🤖 AI Summary
Existing large vision-language models struggle to emulate human visual attention trajectories, resulting in weak alignment between generated descriptions and image regions and limited interpretability. To address this, this work proposes an end-to-end trajectory-aware vision-language model that introduces a novel Trajectory-aware Visual Perception (TVP) module, geometrically simplified keypoint extraction, and a three-stage training strategy. The approach is further extended to trajectory-guided segmentation and video temporal understanding. Additionally, the newly constructed RILN dataset enhances the model’s logical reasoning capabilities.

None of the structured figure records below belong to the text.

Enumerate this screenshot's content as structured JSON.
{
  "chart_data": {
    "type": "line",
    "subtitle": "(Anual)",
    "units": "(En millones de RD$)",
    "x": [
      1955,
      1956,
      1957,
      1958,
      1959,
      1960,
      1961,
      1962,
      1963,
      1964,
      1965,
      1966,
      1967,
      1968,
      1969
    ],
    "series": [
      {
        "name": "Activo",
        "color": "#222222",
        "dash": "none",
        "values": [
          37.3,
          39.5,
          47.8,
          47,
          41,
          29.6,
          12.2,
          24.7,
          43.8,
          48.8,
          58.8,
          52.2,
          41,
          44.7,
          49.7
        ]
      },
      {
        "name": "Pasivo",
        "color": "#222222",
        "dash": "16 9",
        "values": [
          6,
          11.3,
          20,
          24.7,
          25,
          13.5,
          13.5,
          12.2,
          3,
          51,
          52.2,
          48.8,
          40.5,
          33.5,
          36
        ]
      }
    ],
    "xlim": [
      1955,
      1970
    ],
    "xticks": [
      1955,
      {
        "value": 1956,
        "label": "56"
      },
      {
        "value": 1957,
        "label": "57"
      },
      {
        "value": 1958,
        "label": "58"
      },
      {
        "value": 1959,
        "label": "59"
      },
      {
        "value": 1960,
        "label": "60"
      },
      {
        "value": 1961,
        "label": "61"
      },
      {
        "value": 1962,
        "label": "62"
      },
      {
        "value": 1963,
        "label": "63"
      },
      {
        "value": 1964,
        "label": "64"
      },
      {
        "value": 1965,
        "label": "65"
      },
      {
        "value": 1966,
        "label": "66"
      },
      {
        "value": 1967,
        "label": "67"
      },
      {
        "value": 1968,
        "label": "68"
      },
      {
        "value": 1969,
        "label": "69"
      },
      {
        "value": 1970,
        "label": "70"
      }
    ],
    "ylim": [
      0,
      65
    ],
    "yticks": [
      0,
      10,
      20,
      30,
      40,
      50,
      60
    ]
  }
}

The proposed method achieves state-of-the-art performance across multiple tasks—including trajectory-guided captioning, text-guided trajectory prediction, and region understanding with segmentation—laying a foundation for human-like spatial comprehension and interpretable visual interaction.
📝 Abstract
Recent Large Vision-Language Models (LVLMs) demonstrate remarkable capabilities in image understanding and natural language generation. However, current approaches focus predominantly on global image understanding, struggling to simulate human visual attention trajectories and explain associations between descriptions and specific regions. We propose TraceVision, a unified vision-language model integrating trajectory-aware spatial understanding in an end-to-end framework. TraceVision employs a Trajectory-aware Visual Perception (TVP) module for bidirectional fusion of visual features and trajectory information. We design geometric simplification to extract semantic keypoints from raw trajectories and propose a three-stage training pipeline where trajectories guide description generation and region localization. We extend TraceVision to trajectory-guided segmentation and video scene understanding, enabling cross-frame tracking and temporal attention analysis. We construct the Reasoning-based Interactive Localized Narratives (RILN) dataset to enhance logical reasoning and interpretability. Extensive experiments on trajectory-guided captioning, text-guided trajectory prediction, understanding, and segmentation demonstrate that TraceVision achieves state-of-the-art performance, establishing a foundation for intuitive spatial interaction and interpretable visual understanding.